Posted by: Anonymoose   2004-07-07 6:18:20 PM  

#9  Thanks for the link, a4021; what I really wish I had, though, was a decent reference, where I could obtain both US armed forces casualties over a specified time period (like May or June) and compare with Iraqi civilian casualties from insurgent terrorism during the same time period.
Posted by: Phil Fraering   2004-07-07 5:33:24 PM  

#8  I've heard the same IED cause of the casualty clusters as Sherry and RWV. I think if there was a lot if direct fighting we would hear about it.
Posted by: remote man   2004-07-07 5:21:17 PM  

#7  happening at same time as repeated announced air strikes on Fallujah.
Posted by: Liberalhawk   2004-07-07 5:20:13 PM  

#6  From what little I hear, the main problem is IEDs.
Posted by: RWV   2004-07-07 5:19:18 PM  

#5  Fox, yesterday reported 7 killed in 48 hours from IED's
Posted by: Sherry   2004-07-07 5:17:40 PM  

#4  I think this is border action.
JarHead?
Posted by: Shipman   2004-07-07 3:49:46 PM  

#3  What sort of bothers me is the number of clusters (three or four on one day.) To me that suggests either small patrols getting hit hard or larger units in, as Chuck puts it, a hell of a fight.
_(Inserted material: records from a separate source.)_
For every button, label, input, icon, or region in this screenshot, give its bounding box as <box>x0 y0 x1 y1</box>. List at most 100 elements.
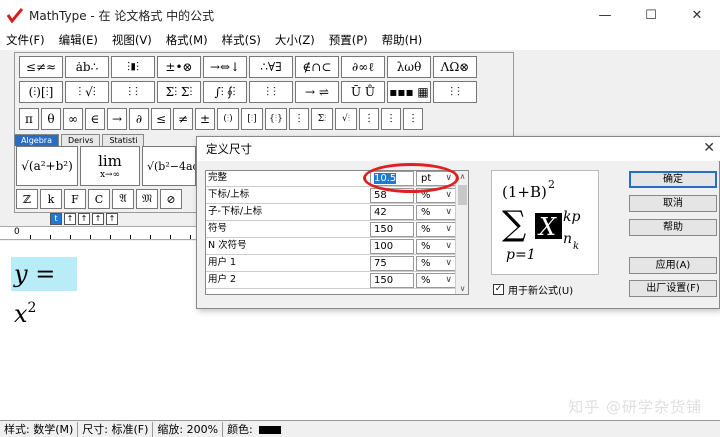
brackets-button[interactable]: [⫶] <box>241 108 263 130</box>
fractions-palette-button[interactable]: ⫶ √⫶ <box>65 81 109 103</box>
sqrt-sum-template-button[interactable]: √(a²+b²) <box>16 146 78 186</box>
scroll-thumb[interactable] <box>458 185 467 205</box>
factory-settings-button[interactable]: 出厂设置(F) <box>629 280 717 297</box>
fraktur-a-button[interactable]: 𝔄 <box>112 189 134 209</box>
integrals-palette-button[interactable]: ∫⫶ ∮⫶ <box>203 81 247 103</box>
fraktur-m-button[interactable]: 𝔐 <box>136 189 158 209</box>
limit-template-button[interactable]: lim x→∞ <box>80 146 140 186</box>
size-table-scrollbar[interactable]: ∧ ∨ <box>455 171 468 294</box>
k-symbol-button[interactable]: k <box>40 189 62 209</box>
menu-size[interactable]: 大小(Z) <box>275 32 315 48</box>
cancel-button[interactable]: 取消 <box>629 195 717 212</box>
labeled-arrows-palette-button[interactable]: → ⇌ <box>295 81 339 103</box>
checkbox-label: 用于新公式(U) <box>508 286 574 297</box>
status-color-label: 颜色: <box>227 422 253 436</box>
greek-lower-palette-button[interactable]: λωθ <box>387 56 431 78</box>
size-subsub-button[interactable]: ↑ <box>78 213 90 225</box>
size-value-input[interactable]: 42 <box>370 205 414 220</box>
size-preview: (1+B) 2 ∑ X kp n k p=1 <box>491 170 599 275</box>
menu-view[interactable]: 视图(V) <box>112 32 152 48</box>
size-row: N 次符号 100 % ∨ <box>206 239 456 255</box>
greek-upper-palette-button[interactable]: ΛΩ⊗ <box>433 56 477 78</box>
size-unit-select[interactable]: % ∨ <box>416 239 456 254</box>
complex-symbol-button[interactable]: C <box>88 189 110 209</box>
size-unit-select[interactable]: % ∨ <box>416 222 456 237</box>
menu-help[interactable]: 帮助(H) <box>382 32 423 48</box>
ok-button[interactable]: 确定 <box>629 171 717 188</box>
menu-preferences[interactable]: 预置(P) <box>329 32 368 48</box>
size-subsymbol-button[interactable]: ↑ <box>106 213 118 225</box>
size-row: 用户 1 75 % ∨ <box>206 256 456 272</box>
chevron-down-icon: ∨ <box>445 241 452 251</box>
maximize-button[interactable]: ☐ <box>628 0 674 30</box>
script-f-button[interactable]: F <box>64 189 86 209</box>
element-of-button[interactable]: ∈ <box>85 108 105 130</box>
size-value-input[interactable]: 150 <box>370 222 414 237</box>
infinity-button[interactable]: ∞ <box>63 108 83 130</box>
check-icon: ✓ <box>493 284 504 295</box>
tab-algebra[interactable]: Algebra <box>14 134 59 146</box>
scripts-palette-button[interactable]: ⫶ ⫶ <box>111 81 155 103</box>
right-arrow-button[interactable]: → <box>107 108 127 130</box>
mathtype-window: MathType - 在 论文格式 中的公式 — ☐ ✕ 文件(F) 编辑(E)… <box>0 0 720 437</box>
braces-button[interactable]: {⫶} <box>265 108 287 130</box>
plus-minus-button[interactable]: ± <box>195 108 215 130</box>
menu-style[interactable]: 样式(S) <box>222 32 261 48</box>
size-unit-select[interactable]: % ∨ <box>416 205 456 220</box>
root-button[interactable]: √⫶ <box>335 108 357 130</box>
minimize-button[interactable]: — <box>582 0 628 30</box>
size-row-label: 子-下标/上标 <box>208 206 263 217</box>
sums-palette-button[interactable]: Σ⫶ Σ⫶ <box>157 81 201 103</box>
use-for-new-equations-checkbox[interactable]: ✓ 用于新公式(U) <box>493 282 573 297</box>
tab-derivs[interactable]: Derivs <box>60 134 101 146</box>
size-full-button[interactable]: t <box>50 213 62 225</box>
arrows-palette-button[interactable]: →⇔↓ <box>203 56 247 78</box>
misc-palette-button[interactable]: ∂∞ℓ <box>341 56 385 78</box>
menu-format[interactable]: 格式(M) <box>166 32 208 48</box>
fences-palette-button[interactable]: (⫶)[⫶] <box>19 81 63 103</box>
matrices-palette-button[interactable]: ▪▪▪ ▦ <box>387 81 431 103</box>
logic-palette-button[interactable]: ∴∀∃ <box>249 56 293 78</box>
operators-palette-button[interactable]: ±•⊗ <box>157 56 201 78</box>
palette-row-1: ≤≠≈ ȧb∴ ⫶∎⫶ ±•⊗ →⇔↓ ∴∀∃ ∉∩⊂ ∂∞ℓ λωθ ΛΩ⊗ <box>19 56 479 80</box>
ruler-tick <box>130 235 131 239</box>
size-unit-select[interactable]: % ∨ <box>416 273 456 288</box>
menu-edit[interactable]: 编辑(E) <box>59 32 98 48</box>
subscript-button[interactable]: ⫶ <box>381 108 401 130</box>
relations-palette-button[interactable]: ≤≠≈ <box>19 56 63 78</box>
dialog-title: 定义尺寸 <box>206 142 252 156</box>
dialog-close-icon[interactable]: ✕ <box>703 140 715 156</box>
sets-palette-button[interactable]: ∉∩⊂ <box>295 56 339 78</box>
products-palette-button[interactable]: Ū Ů <box>341 81 385 103</box>
size-value-input[interactable]: 75 <box>370 256 414 271</box>
spaces-palette-button[interactable]: ȧb∴ <box>65 56 109 78</box>
sum-button[interactable]: Σ⫶ <box>311 108 333 130</box>
parens-button[interactable]: (⫶) <box>217 108 239 130</box>
tab-statistics[interactable]: Statisti <box>102 134 145 146</box>
circled-slash-button[interactable]: ⊘ <box>160 189 182 209</box>
discriminant-template-button[interactable]: √(b²−4ac) <box>142 146 196 186</box>
size-symbol-button[interactable]: ↑ <box>92 213 104 225</box>
neq-button[interactable]: ≠ <box>173 108 193 130</box>
leq-button[interactable]: ≤ <box>151 108 171 130</box>
scroll-down-icon[interactable]: ∨ <box>456 284 469 293</box>
fraction-button[interactable]: ⫶ <box>289 108 309 130</box>
size-sub-button[interactable]: ↑ <box>64 213 76 225</box>
selected-formula[interactable]: y = x2 <box>11 257 77 328</box>
pi-button[interactable]: π <box>19 108 39 130</box>
size-value-input[interactable]: 100 <box>370 239 414 254</box>
size-value-input[interactable]: 150 <box>370 273 414 288</box>
embellishments-palette-button[interactable]: ⫶∎⫶ <box>111 56 155 78</box>
bars-palette-button[interactable]: ⫶ ⫶ <box>249 81 293 103</box>
integers-symbol-button[interactable]: ℤ <box>16 189 38 209</box>
superscript-button[interactable]: ⫶ <box>359 108 379 130</box>
partial-button[interactable]: ∂ <box>129 108 149 130</box>
subsup-button[interactable]: ⫶ <box>403 108 423 130</box>
menu-file[interactable]: 文件(F) <box>6 32 45 48</box>
close-button[interactable]: ✕ <box>674 0 720 30</box>
size-unit-select[interactable]: % ∨ <box>416 256 456 271</box>
boxes-palette-button[interactable]: ⫶ ⫶ <box>433 81 477 103</box>
apply-button[interactable]: 应用(A) <box>629 257 717 274</box>
theta-button[interactable]: θ <box>41 108 61 130</box>
help-button[interactable]: 帮助 <box>629 219 717 236</box>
To put the number in perspective, my recollection is that the entire First Marine Division lost 30 Marines in the three-week campaign to take Baghdad.

Rest in Peace and thank you.
Posted by: Matt   2004-07-07 3:29:48 PM  

#2  Unless the offensive spreads to the bar at the Baghdad Intercontinental, we'll probably never know either.
Posted by: tu3031   2004-07-07 3:29:27 PM  

#1  I think a great deal of those are overlapping.

The Casualty page on lunaville does a really good job of analyzing the trends of casualties and by type.

http://icasualties.org/oif/Details.aspx

Apply the filter of US Marine at the bottom, and you get about 17 USMC casualties since 06/17

Most all of them in the Anbar Province.